A ocupação foi parte de uma ação nacional coordenada. “Ocupamos 17 imóveis em todo o país e um deles foi em Porto Alegre: a antiga casa abrigo Violeta, que está há mais de um ano abandonada”, conta Thainá Battesini, coordenadora da Casa Mirabal. A estrutura passou a servir como abrigo durante as enchentes que assolaram o estado, mas depois ficou abandonada.
Battesini afirma que a prefeitura só aceitou formar uma mesa de negociações com a Mirabal após a ocupação. A situação da Casa Mirabal, que atualmente ocupa uma antiga escola na Zona Norte da capital, está insegura desde que a justiça determinou a desocupação do imóvel. Como a Matinal noticiou, o prazo para entregar as chaves do local se encerrou há duas semanas, em 4 de março.
“A prefeitura se comprometeu a, durante 45 dias, não mexer no processo de despejo da Mirabal, e aceitou apresentar imóveis que eles têm disponíveis para que possamos realizar o trabalho de acolhimento”, explica Battesini.
Prefeitura de Porto Alegre se comprometeu a definir novo imóvel para Mirabal
O documento assinado por representantes da prefeitura determina a desocupação imediata do imóvel do Rio Branco, a antiga Casa Violeta, e define que o município suspenderá o processo judicial que visa a desocupação do imóvel na Zona Norte durante 45 dias.
A Casa Violeta foi desocupada ainda no final de semana. Nesse período de 45 dias, a prefeitura deve promover tratativas para firmar um Termo de Permissão de Uso (TPU) para que a Mirabal siga desenvolvendo o trabalho de acolhimento às mulheres.
A Mirabal fica responsável por protocolar o TPU, que deve seguir requisitos formais e atender à legislação. A prefeitura apresentará possibilidades de imóveis para o movimento de mulheres. Se houver consenso quanto ao novo local, o município se compromete a firmar o TPU.

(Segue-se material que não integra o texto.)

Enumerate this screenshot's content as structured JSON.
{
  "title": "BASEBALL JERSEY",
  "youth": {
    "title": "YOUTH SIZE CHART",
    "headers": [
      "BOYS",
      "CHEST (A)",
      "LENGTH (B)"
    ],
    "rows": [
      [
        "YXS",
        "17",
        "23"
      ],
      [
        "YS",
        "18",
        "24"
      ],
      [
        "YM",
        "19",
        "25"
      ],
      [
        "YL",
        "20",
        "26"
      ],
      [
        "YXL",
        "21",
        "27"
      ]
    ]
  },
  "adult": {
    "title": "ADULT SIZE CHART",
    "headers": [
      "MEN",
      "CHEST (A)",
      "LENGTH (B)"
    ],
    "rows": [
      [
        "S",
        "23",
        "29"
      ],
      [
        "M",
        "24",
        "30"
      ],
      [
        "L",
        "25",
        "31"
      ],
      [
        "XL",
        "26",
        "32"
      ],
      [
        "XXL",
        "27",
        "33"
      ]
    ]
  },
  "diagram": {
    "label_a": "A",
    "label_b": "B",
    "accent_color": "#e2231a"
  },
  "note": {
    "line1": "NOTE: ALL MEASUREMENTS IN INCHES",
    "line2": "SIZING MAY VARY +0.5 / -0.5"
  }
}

A gestão ainda prometeu prestar assessoramento para que a Mirabal organize a documentação e elabore o plano de trabalho para a permissão de uso. A Secretaria Municipal de Desenvolvimento Social (SMIDH) fica definida como órgão interlocutor para as tratativas.

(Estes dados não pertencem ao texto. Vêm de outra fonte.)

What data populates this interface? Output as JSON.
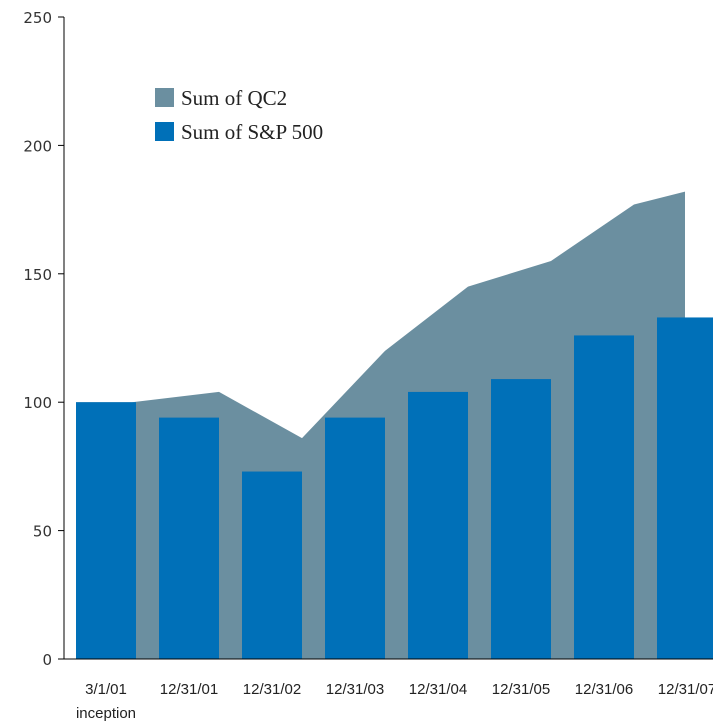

Durante esses 45 dias, serão realizadas reuniões semanais para encaminhar o processo. Segundo Thainá Battesini, os imóveis disponíveis devem ser apresentados já na reunião desta segunda (16).

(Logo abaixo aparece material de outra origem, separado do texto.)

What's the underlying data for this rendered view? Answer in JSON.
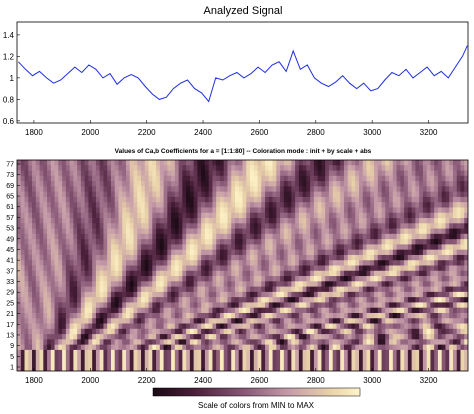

Em nota oficial divulgada nas redes sociais, o Movimento de Mulheres Olga Benário considerou a decisão uma vitória. “Essa conquista é um importante reconhecimento de tudo o que construímos na Mirabal: um espaço de acolhimento, dignidade e luta para mulheres em situação de violência e vulnerabilidade. Como diz a nossa coordenação, "nossa luta nunca foi apenas por um prédio, mas pelo direito à vida, à dignidade e pela construção do socialismo”, afirma a organização.